Entertainment not only distracts from real life adventure, but it distorts our ability not only to have a real life adventure, but also distorts what real life means.

"I want to climb Mount Everest" someone says. Why? "Because I want to do something adventurous!" How do you know it'll be an adventure? "Because everybody wants to climb it!" Whether it is or is not an adventure isn't the point; the point is that it's adventurous because it's agreed upon that it is. You don't question it. It's a fiction you now accept as reality. This conception of Everest is now more real than the real Everest could ever be.

It adds up. Television, news, the internet, fashion, and yes video games. You're in the Matrix. It's worse than the Matrix actually, since the Matrix is binary. You are either in or out. But the Matrix we are in isn't. There's no in or out; it all blends together as one to the point where you can't tell the difference between the real and the hyperreal. (Consequently this is why Baudrillard himself says the Matrix got his ideas all wrong).

This is why I'm actually quite exited for Don Jon. She watches romantic comedies. He watches porn. Both have had the perspectives skewed on how relationships work. Haha! Watch them try to have one!

Think it doesn't happen to you? You're wrong. You just don't even realize it since it's very difficult to figure out what's real and what's hyperreal. And here's the thing. You don't even know which of your pursuits you want because you want to pursue them purely on your own, or whether you want to pursue it because you have been taught to want it because of the Matrix. Think of how many things are desirable simply because it's pleasurable to be doing something that's seen as desirable.
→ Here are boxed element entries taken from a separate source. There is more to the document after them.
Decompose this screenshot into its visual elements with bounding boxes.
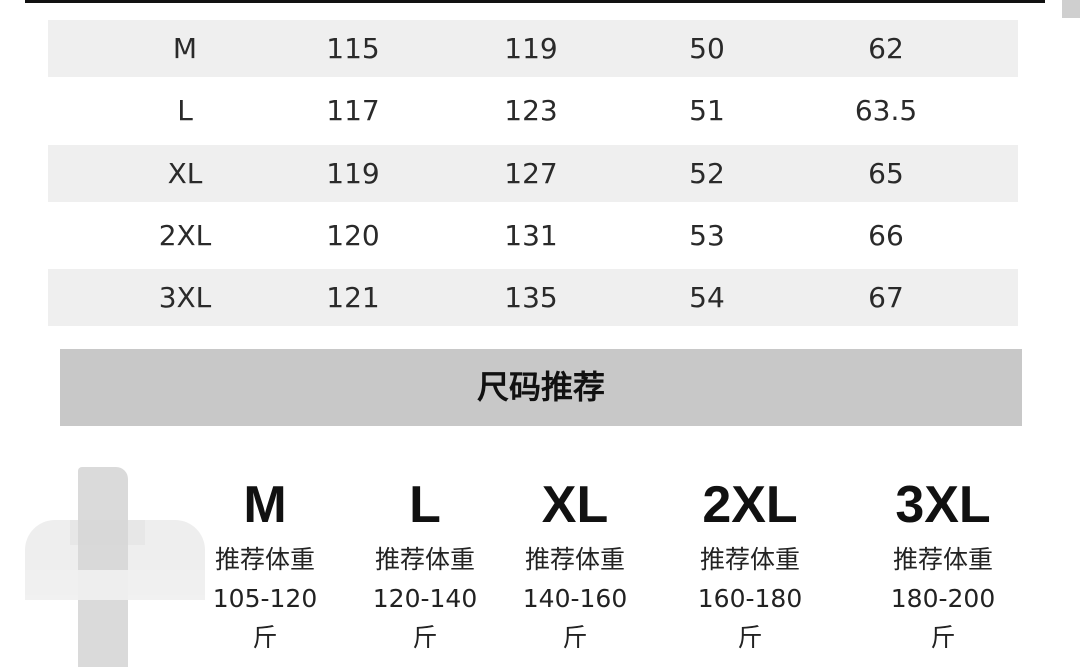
weight-range: 120-140 xyxy=(372,584,478,613)
weight-label: 推荐体重 xyxy=(374,545,475,574)
measurement-cell: 119 xyxy=(326,157,380,190)
size-cell: M xyxy=(172,32,198,65)
weight-label: 推荐体重 xyxy=(699,545,800,574)
measurement-cell: 131 xyxy=(504,219,558,252)
size-recommendation-banner: 尺码推荐 xyxy=(60,349,1022,426)
weight-unit: 斤 xyxy=(252,623,278,652)
weight-label: 推荐体重 xyxy=(524,545,625,574)
recommendation-item: M 推荐体重 105-120 斤 xyxy=(180,470,350,657)
weight-range: 140-160 xyxy=(522,584,628,613)
measurement-cell: 50 xyxy=(689,32,725,65)
measurement-cell: 63.5 xyxy=(854,94,918,127)
size-cell: XL xyxy=(167,157,203,190)
measurement-cell: 121 xyxy=(326,281,380,314)
weight-range: 105-120 xyxy=(212,584,318,613)
measurement-cell: 52 xyxy=(689,157,725,190)
recommendation-item: XL 推荐体重 140-160 斤 xyxy=(490,470,660,657)
size-label: 3XL xyxy=(895,476,991,534)
table-row: M 115 119 50 62 xyxy=(48,20,1018,77)
table-row: XL 119 127 52 65 xyxy=(48,145,1018,202)
measurement-cell: 67 xyxy=(868,281,904,314)
size-cell: 2XL xyxy=(158,219,212,252)
measurement-cell: 62 xyxy=(868,32,904,65)
measurement-cell: 54 xyxy=(689,281,725,314)
weight-range: 180-200 xyxy=(890,584,996,613)
measurement-cell: 123 xyxy=(504,94,558,127)
measurement-cell: 66 xyxy=(868,219,904,252)
corner-block xyxy=(1062,0,1080,18)
table-row: L 117 123 51 63.5 xyxy=(48,82,1018,139)
measurement-cell: 119 xyxy=(504,32,558,65)
size-label: L xyxy=(409,476,441,534)
weight-unit: 斤 xyxy=(930,623,956,652)
size-cell: 3XL xyxy=(158,281,212,314)
weight-unit: 斤 xyxy=(562,623,588,652)
size-label: XL xyxy=(541,476,609,534)
weight-range: 160-180 xyxy=(697,584,803,613)
measurement-cell: 127 xyxy=(504,157,558,190)
measurement-cell: 65 xyxy=(868,157,904,190)
measurement-cell: 135 xyxy=(504,281,558,314)
weight-label: 推荐体重 xyxy=(892,545,993,574)
measurement-cell: 53 xyxy=(689,219,725,252)
recommendation-item: L 推荐体重 120-140 斤 xyxy=(340,470,510,657)
weight-unit: 斤 xyxy=(737,623,763,652)
top-divider xyxy=(25,0,1045,3)
size-cell: L xyxy=(177,94,193,127)
size-label: 2XL xyxy=(702,476,798,534)
recommendation-item: 3XL 推荐体重 180-200 斤 xyxy=(858,470,1028,657)
weight-unit: 斤 xyxy=(412,623,438,652)
size-label: M xyxy=(243,476,287,534)
measurement-cell: 115 xyxy=(326,32,380,65)
table-row: 3XL 121 135 54 67 xyxy=(48,269,1018,326)
measurement-cell: 117 xyxy=(326,94,380,127)
recommendation-item: 2XL 推荐体重 160-180 斤 xyxy=(665,470,835,657)
weight-label: 推荐体重 xyxy=(214,545,315,574)
measurement-cell: 51 xyxy=(689,94,725,127)
measurement-cell: 120 xyxy=(326,219,380,252)
table-row: 2XL 120 131 53 66 xyxy=(48,207,1018,264)
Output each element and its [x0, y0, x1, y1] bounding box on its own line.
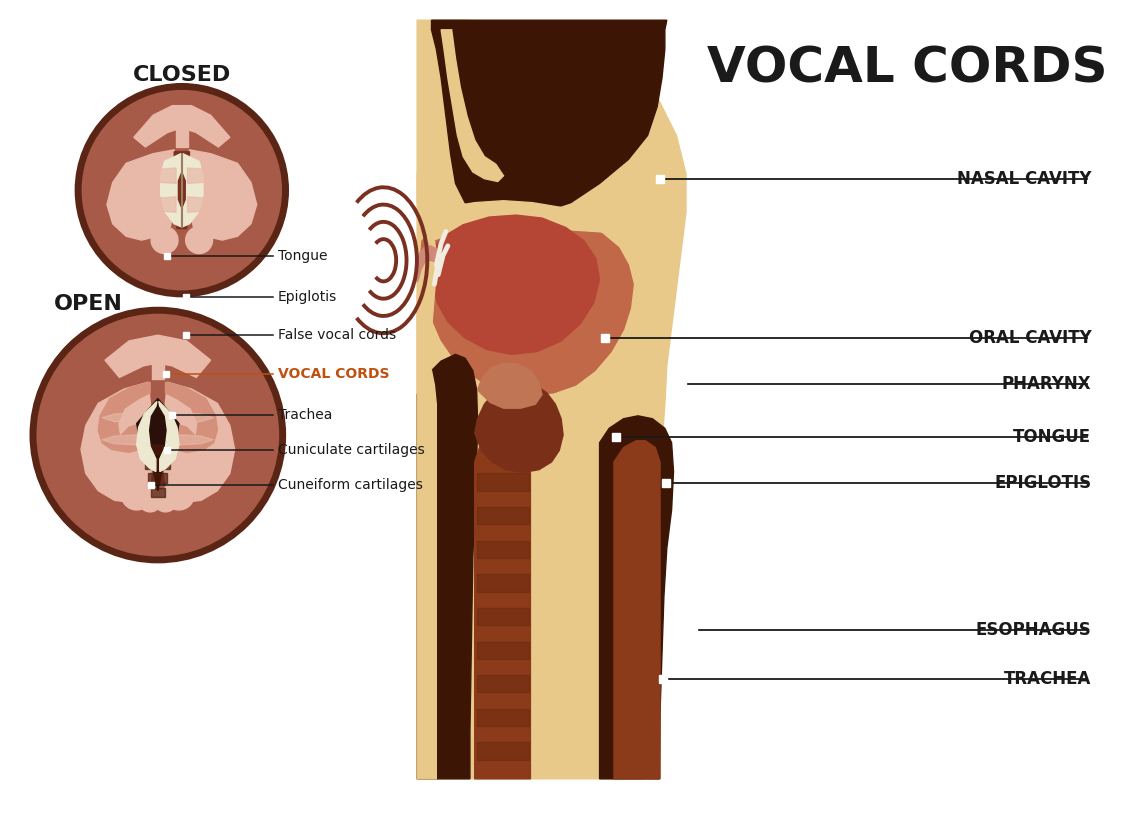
Text: Trachea: Trachea	[278, 408, 332, 422]
Text: TRACHEA: TRACHEA	[1004, 670, 1092, 688]
Text: TONGUE: TONGUE	[1014, 428, 1092, 447]
Polygon shape	[432, 21, 667, 214]
Circle shape	[33, 310, 282, 559]
Polygon shape	[476, 507, 529, 524]
Polygon shape	[475, 433, 530, 779]
Polygon shape	[102, 412, 150, 424]
Text: CLOSED: CLOSED	[133, 65, 231, 85]
Polygon shape	[476, 642, 529, 659]
Circle shape	[186, 227, 212, 254]
Polygon shape	[165, 434, 214, 446]
Polygon shape	[476, 742, 529, 760]
Polygon shape	[104, 335, 210, 377]
Text: PHARYNX: PHARYNX	[1002, 375, 1092, 393]
Polygon shape	[417, 161, 434, 204]
Polygon shape	[476, 608, 529, 625]
Polygon shape	[421, 210, 634, 395]
Polygon shape	[476, 574, 529, 592]
Polygon shape	[422, 201, 667, 243]
Circle shape	[152, 227, 178, 254]
Polygon shape	[417, 239, 436, 385]
Polygon shape	[142, 445, 173, 454]
Polygon shape	[158, 401, 179, 471]
Polygon shape	[146, 459, 170, 469]
Polygon shape	[478, 363, 542, 408]
Polygon shape	[187, 197, 234, 213]
Polygon shape	[165, 382, 217, 452]
Polygon shape	[614, 441, 660, 779]
Polygon shape	[152, 356, 163, 379]
Polygon shape	[417, 354, 478, 779]
Polygon shape	[129, 168, 176, 184]
Polygon shape	[161, 153, 181, 227]
Polygon shape	[137, 399, 179, 491]
Text: Epiglotis: Epiglotis	[278, 290, 336, 304]
Polygon shape	[417, 21, 687, 779]
Circle shape	[122, 480, 152, 510]
Circle shape	[154, 489, 177, 512]
Text: ESOPHAGUS: ESOPHAGUS	[976, 620, 1092, 639]
Text: VOCAL CORDS: VOCAL CORDS	[278, 367, 389, 381]
Polygon shape	[476, 709, 529, 726]
Text: OPEN: OPEN	[54, 294, 123, 315]
Polygon shape	[417, 361, 436, 779]
Text: ORAL CAVITY: ORAL CAVITY	[969, 330, 1092, 348]
Polygon shape	[99, 382, 150, 452]
Polygon shape	[187, 150, 257, 240]
Polygon shape	[165, 412, 214, 424]
Text: VOCAL CORDS: VOCAL CORDS	[707, 44, 1107, 92]
Polygon shape	[183, 153, 203, 227]
Text: Cuneiform cartilages: Cuneiform cartilages	[278, 478, 422, 492]
Polygon shape	[432, 215, 599, 354]
Polygon shape	[129, 197, 176, 213]
Polygon shape	[163, 382, 234, 503]
Polygon shape	[134, 105, 230, 147]
Polygon shape	[476, 474, 529, 491]
Polygon shape	[599, 416, 674, 779]
Polygon shape	[102, 434, 150, 446]
Polygon shape	[148, 474, 168, 483]
Polygon shape	[476, 675, 529, 692]
Polygon shape	[176, 123, 187, 147]
Text: NASAL CAVITY: NASAL CAVITY	[957, 170, 1092, 188]
Polygon shape	[107, 150, 177, 240]
Polygon shape	[137, 401, 157, 471]
Polygon shape	[82, 382, 152, 503]
Text: Cuniculate cartilages: Cuniculate cartilages	[278, 443, 425, 457]
Text: EPIGLOTIS: EPIGLOTIS	[994, 475, 1092, 492]
Polygon shape	[475, 382, 563, 472]
Text: Tongue: Tongue	[278, 249, 327, 263]
Polygon shape	[417, 246, 439, 283]
Polygon shape	[187, 168, 234, 184]
Circle shape	[78, 87, 286, 294]
Circle shape	[163, 480, 194, 510]
Text: False vocal cords: False vocal cords	[278, 328, 396, 342]
Polygon shape	[174, 152, 189, 228]
Polygon shape	[441, 30, 504, 181]
Polygon shape	[152, 488, 164, 498]
Circle shape	[139, 489, 162, 512]
Polygon shape	[476, 541, 529, 558]
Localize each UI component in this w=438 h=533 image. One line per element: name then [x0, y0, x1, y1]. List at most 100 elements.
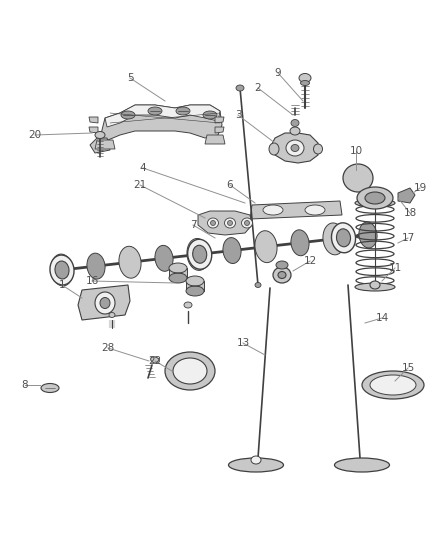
Ellipse shape: [176, 107, 190, 115]
Text: 4: 4: [140, 163, 146, 173]
Text: 18: 18: [403, 208, 417, 218]
Polygon shape: [186, 281, 204, 291]
Ellipse shape: [263, 205, 283, 215]
Ellipse shape: [355, 283, 395, 291]
Ellipse shape: [223, 238, 241, 263]
Ellipse shape: [173, 358, 207, 384]
Ellipse shape: [370, 375, 416, 395]
Ellipse shape: [186, 276, 204, 286]
Ellipse shape: [121, 111, 135, 119]
Ellipse shape: [357, 187, 393, 209]
Ellipse shape: [251, 456, 261, 464]
Text: 10: 10: [350, 146, 363, 156]
Text: 12: 12: [304, 256, 317, 266]
Ellipse shape: [119, 246, 141, 278]
Ellipse shape: [291, 119, 299, 126]
Ellipse shape: [186, 286, 204, 296]
Ellipse shape: [336, 229, 350, 247]
Ellipse shape: [51, 254, 73, 286]
Polygon shape: [89, 117, 98, 123]
Ellipse shape: [273, 267, 291, 283]
Polygon shape: [169, 268, 187, 278]
Ellipse shape: [332, 223, 356, 253]
Text: 6: 6: [227, 180, 233, 190]
Ellipse shape: [370, 281, 380, 289]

It's depressing because the adventure can come to you. With a computer, it can all come to you virtually. You can read it, listen to it, or see it. But when everything is available everywhere, everywhere becomes nowhere.

So what do you do? I struggled with this for a while seeing as how I make movies. The bottom line, is that you need to do a bit of soul searching and try to wade your way out of the Matrix. Easier said than done, and I think in any modern society it's almost impossible to be fully out. But the first step becomes understanding and loving yourself, not characters and situations of fiction or documented reality.

The entertainment is for when we wish not to adventure. It's for when we want to be Cypher eating that steak. Let's be honest, that steak is delicious. Nothing wrong but eating it, as long as you know you're in the matrix when you do.

This might disappoint you, but it's possible we still agree (mostly).

I don't know who the someone is you refer to, but it doesn't sound like me. You played the "I make movies card," so I guess I'll play the age card. I was reading poststructuralists while you were just learning to read. I get it, so don't assume you're the only non-yahoo who's thought about these issues. The difference might be that after I got it, I found that philosophical hall of mirrors from which there is no escape to be nihilistic, and rejected it. I've done a quite a lot of soul-searching, and I continue to. Like you, I'm a bit of a snob about what I spend my time on. That's why I'm a Bungie fan. That's why most of what's popular doesn't interest me. I watch very little TV.

I said to someone tonight, Why do I want to see Star Trek or Iron Man? Only to participate in the cultural conversation, and frankly that doesn't feel like enough of a reason. Why do I want to see Don Juan? No doubt for some of the same reasons you do. I think that, as pretentious as this might sound, it could be a bit of entertainment that has something valuable to say about the human condition. Maybe. I may be a bigger snob than you because I don't think Joseph Gordon-Levitt, likeable as he is, is all that.

You seemed not to notice my qualifiers in my previous post. I talked about what at best stories can sometimes do. I have less and less interest in anything that I don't think has the potential to be great. What's great? What enlivens us. What holds up a mirror so that we can better understand and love and accept ourselves and others. Ever experience art so powerful that it changes your understanding of the world in a positive way? I bet you have, and I bet you value that. I have, and I do, too.